Das erste Album ist ja immer etwas besonderes. Freude hier und da, endlich besser produziert und im richtigen Rahmen präsentiert, kann man aus den Songs einiges ’rausholen und sogar schlechte Songs besser klingen lassen. Andersherum geht das Ganze natürlich auch, gute Songs kann man durch eine schlechte Aufnahme auch gut verhunzen. Steep aus dem aufgeschlossenen und innovativen Bayern haben das „Die erste CD“-Gefühl nun auch gerade erleben dürfen und darauf auch die Songs verarbeitet, die bereits bei My Own Music zum Herunterladen bereitstanden. Der Titel ist prägnant-schlicht „Human Being“. Steep versprechen die Revolution der Vorstellungskraft und fallen auch in ihrer Selbstbeschreibung bei My Own Music nicht zwingend durch Bescheidenheit auf, so schaffen sie es perfekt die normalerweise von Plattenfirmen angefertigten Lobeshymnen zu imitieren: „Diese junge Band ist unabhängig, undercover und trotzdem unmittelbar präsent.“ Unmittelbar präsent gehen sie mit „Begeisterung, Leidenschaft und Freude“ ans Werk und entwickelten mit „viel Kreativität“ einen unmittelbar präsenten „Stil jenseits des Mainstreams“. Und so erfährt man letztlich, dass die Welt Steep sehen und hören will. Ob das wirklich so ist, soll jetzt näher überprüft werden.
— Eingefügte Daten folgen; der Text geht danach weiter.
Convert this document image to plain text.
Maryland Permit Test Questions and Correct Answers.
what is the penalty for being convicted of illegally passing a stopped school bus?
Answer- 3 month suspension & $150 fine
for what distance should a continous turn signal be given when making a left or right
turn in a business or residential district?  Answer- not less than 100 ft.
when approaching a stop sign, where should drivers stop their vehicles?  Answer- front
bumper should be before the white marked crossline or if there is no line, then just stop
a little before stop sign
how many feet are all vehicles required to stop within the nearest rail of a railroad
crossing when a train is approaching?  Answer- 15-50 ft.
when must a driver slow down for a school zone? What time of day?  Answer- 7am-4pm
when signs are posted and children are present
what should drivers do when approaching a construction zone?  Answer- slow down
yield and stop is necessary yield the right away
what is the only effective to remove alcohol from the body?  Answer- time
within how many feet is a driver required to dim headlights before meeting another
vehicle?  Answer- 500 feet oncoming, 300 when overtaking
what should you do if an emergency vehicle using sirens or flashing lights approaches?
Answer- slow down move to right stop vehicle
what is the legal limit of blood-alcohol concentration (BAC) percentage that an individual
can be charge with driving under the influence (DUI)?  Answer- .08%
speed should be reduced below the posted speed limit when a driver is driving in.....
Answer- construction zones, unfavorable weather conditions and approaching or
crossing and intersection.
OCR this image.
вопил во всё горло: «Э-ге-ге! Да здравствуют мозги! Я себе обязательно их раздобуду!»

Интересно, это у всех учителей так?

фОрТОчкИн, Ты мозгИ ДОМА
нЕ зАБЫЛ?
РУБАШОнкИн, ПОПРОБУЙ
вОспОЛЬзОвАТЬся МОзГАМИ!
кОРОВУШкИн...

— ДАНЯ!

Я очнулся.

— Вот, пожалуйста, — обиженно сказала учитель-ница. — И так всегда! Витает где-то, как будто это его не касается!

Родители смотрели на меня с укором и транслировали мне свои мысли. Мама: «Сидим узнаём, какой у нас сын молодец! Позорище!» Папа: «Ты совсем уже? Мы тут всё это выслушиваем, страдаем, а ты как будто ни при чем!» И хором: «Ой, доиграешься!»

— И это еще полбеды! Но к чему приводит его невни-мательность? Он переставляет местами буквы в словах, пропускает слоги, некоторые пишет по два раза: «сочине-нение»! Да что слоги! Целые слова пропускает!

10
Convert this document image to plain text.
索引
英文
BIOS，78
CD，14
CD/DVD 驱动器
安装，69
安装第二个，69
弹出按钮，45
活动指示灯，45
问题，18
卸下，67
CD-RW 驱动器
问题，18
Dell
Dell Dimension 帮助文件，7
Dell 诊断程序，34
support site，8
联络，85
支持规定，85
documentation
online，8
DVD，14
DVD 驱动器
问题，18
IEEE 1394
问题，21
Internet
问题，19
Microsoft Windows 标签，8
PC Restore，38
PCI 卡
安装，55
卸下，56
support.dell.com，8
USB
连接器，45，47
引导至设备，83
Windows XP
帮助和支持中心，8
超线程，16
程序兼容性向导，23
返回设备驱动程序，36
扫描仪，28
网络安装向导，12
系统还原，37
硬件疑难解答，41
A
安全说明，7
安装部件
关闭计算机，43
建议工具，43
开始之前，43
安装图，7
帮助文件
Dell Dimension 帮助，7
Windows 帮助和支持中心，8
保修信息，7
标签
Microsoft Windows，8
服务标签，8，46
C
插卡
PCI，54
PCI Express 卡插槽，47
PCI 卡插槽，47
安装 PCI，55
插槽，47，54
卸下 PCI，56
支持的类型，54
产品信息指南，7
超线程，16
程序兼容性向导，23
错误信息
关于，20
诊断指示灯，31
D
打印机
Opener verschaffen einen wichtigen Ersteindruck und daher sollte man sie möglichst gut auswählen. Einen Song, der nicht der stärkste das Albums ist und nicht der schwächste oder einen Song, der gleich ins Ohr geht. Dass das am Anfang einer Karriere mitunter nicht ganz so gut gelingt, ist kein Beinbruch, doch trotzdem scheint es, als hätten Steep sich für einen Opener entschieden, bei dem zwingend der Gedanke aufkommt, dass jetzt nur noch besseres folgen kann, denn „In This Mirror“ ist ein dahinplätschernder Song, der den Rest des Albums in keiner Weise repräsentativ wiedergibt. Ziemlich pathetisch und unnötig dramatisiert der Refrain, langweilige Gitarrenriffs und auch die schlechteste stimmliche Leistung des Albums sollte man nicht unbedingt an den Anfang setzen. Mit „Poison For Your Soul“ kommt das Album dann in Fahrt, auch wenn der Titel „Gift für deine Seele“ eher an HIMs letzte Eskapaden erinnert. Musikalisch allerdings um Klassen besser als der Opener, mit einem eingängigen Refrain und guter Instrumentierung. Der eigentliche Opener des Albums, wenn auch dieser textlich gesehen nicht wirklich überzeugen kann.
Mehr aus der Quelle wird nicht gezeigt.